Residents of several neighborhoods in the New Orleans area that were hardest hit by flooding after Hurricane Katrina can sue the Army Corps of Engineers over their claims that a government-built navigation channel was largely to blame, a federal judge ruled yesterday.

Successful lawsuits against the corps could result in billions of dollars in damage payments.

Since the flood, those who lived in the devastated neighborhoods near the east side of New Orleans — including the Lower Ninth Ward, New Orleans East and St. Bernard Parish — have contended that the Mississippi River Gulf Outlet caused much of their damage by intensifying the surge from the storm. The damage, they say, was foreseeable.

- bill 2-04-2007 4:12 pm

10,000 N.O. homes withering away
City cleanup order being enforced slowly
Sunday, February 04, 2007
By Michelle Krupa

Sandwiched between a shotgun single choked to the rafters by knotty weeds and a vacant two-story double bearing a rusty flood line 5 feet high, Joe Cross has become a lonely sentinel in his once-buzzing neighborhood.

All along this stretch of Almonaster Boulevard, between Claiborne Avenue and the Norfolk Southern railroad line, doors flap on twisted hinges and broken windows reveal moldering furniture, a grotesque testament to desertion 17 months after Hurricane Katrina's floodwaters ravaged more than 100,000 homes and businesses in New Orleans.

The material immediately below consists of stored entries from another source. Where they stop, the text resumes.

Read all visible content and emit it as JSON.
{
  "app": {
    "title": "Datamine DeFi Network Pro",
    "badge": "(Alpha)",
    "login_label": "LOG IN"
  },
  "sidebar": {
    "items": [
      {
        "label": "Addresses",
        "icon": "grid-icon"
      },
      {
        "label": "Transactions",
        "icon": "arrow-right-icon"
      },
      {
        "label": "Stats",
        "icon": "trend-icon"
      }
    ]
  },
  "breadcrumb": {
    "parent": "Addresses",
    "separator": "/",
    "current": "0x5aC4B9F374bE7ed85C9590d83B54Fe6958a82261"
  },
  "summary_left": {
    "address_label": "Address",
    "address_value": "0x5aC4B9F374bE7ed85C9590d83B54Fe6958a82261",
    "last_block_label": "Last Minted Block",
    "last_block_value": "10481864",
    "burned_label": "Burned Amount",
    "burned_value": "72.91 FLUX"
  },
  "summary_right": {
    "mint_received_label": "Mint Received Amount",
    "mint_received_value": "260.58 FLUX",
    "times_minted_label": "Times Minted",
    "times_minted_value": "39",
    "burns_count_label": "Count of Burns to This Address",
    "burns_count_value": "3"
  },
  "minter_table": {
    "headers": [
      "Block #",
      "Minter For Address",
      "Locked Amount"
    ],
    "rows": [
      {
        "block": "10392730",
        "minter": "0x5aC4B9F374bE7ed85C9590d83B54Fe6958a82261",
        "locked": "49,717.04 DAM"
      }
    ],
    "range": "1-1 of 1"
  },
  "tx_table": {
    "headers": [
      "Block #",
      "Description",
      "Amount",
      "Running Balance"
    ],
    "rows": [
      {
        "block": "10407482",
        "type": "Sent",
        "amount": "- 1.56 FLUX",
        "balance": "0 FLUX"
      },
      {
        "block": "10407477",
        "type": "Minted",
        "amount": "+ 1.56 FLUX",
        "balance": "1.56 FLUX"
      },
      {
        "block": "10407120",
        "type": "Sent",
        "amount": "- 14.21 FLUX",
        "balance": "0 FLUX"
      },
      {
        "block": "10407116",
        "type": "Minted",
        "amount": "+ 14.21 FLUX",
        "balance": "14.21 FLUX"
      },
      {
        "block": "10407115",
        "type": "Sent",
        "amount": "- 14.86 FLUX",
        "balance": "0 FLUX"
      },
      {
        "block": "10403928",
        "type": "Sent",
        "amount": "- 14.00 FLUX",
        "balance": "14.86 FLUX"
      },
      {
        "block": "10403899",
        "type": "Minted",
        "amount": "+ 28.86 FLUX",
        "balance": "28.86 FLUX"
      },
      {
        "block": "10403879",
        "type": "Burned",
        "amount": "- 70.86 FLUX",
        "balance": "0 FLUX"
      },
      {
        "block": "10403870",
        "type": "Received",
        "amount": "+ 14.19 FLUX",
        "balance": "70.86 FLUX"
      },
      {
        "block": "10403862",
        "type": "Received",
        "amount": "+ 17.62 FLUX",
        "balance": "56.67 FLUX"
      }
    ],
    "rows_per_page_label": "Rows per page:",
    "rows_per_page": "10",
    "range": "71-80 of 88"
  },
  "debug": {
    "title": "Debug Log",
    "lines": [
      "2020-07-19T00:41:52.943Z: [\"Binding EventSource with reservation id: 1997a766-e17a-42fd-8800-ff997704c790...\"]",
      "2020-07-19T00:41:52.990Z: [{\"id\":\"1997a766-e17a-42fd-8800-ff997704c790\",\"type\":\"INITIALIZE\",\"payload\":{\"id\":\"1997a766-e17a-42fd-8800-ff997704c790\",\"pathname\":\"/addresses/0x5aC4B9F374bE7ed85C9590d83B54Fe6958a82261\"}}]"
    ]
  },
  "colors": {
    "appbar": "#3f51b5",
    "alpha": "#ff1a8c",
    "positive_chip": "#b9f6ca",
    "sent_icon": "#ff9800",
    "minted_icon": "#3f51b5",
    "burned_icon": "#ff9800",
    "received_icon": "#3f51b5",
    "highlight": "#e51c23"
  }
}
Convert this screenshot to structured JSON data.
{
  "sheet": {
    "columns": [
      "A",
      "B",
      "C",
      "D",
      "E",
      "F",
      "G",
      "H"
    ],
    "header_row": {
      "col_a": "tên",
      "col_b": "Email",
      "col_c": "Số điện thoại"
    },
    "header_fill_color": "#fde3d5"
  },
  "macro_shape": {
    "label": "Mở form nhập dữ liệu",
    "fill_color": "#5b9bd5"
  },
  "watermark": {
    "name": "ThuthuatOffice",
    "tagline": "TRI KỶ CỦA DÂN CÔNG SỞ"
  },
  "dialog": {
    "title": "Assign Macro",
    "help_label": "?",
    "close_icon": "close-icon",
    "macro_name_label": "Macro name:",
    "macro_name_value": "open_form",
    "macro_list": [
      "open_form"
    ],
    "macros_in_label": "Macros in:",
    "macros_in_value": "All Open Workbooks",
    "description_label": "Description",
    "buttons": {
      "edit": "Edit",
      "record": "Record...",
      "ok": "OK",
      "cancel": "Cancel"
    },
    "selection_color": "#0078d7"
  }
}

Cross, a maintenance man at a school in Gert Town, gutted the shotgun double he shares with his wife and three children within four months of the storm. His mother moved into one side last winter. The rest of the family followed in August, keeping the house in line with a city law that forbids property owners from letting structures wallow in post-Katrina funk....

... But up and down Almonaster and across the city's flood plain, muck-ridden houses still litter the landscape.

A block-by-block survey of flooded areas completed last month shows that about 10,000 properties in New Orleans remain in a state of withering neglect, according to records provided by City Hall. This means they are in violation of a so-called gutting law that gave owners until Aug. 29, the first anniversary of the storm, to clean out their houses or at least get on a list to have someone do it for them.
- jimlouis 2-04-2007 11:14 pm [add a comment]


NEW ORLEANS, Louisiana (AP) -- The Army Corps of Engineers is proposing to divert up to $1.3 billion for levee repairs from the Mississippi River's East Bank, which was ravaged by Hurricane Katrina, to the West Bank, where tens of thousands of people have resettled.

The West Bank was one of the only parts of the New Orleans metropolitan area spared the flooding that followed the 2005 hurricane. But the levees protecting it -- and the roughly 250,000 people who live there -- are inadequate, the corps concedes.

If approved, the plan has the potential to slow new levee work on the East Bank, where most of New Orleans is situated, and pit the city's residents against those on the West Bank.
- jimlouis 2-04-2007 11:30 pm [add a comment]


  • We spend more than that in a fucking week in Iraq. The West Bank and Nola have enough issues without the asshats in the Corps playing them against each other.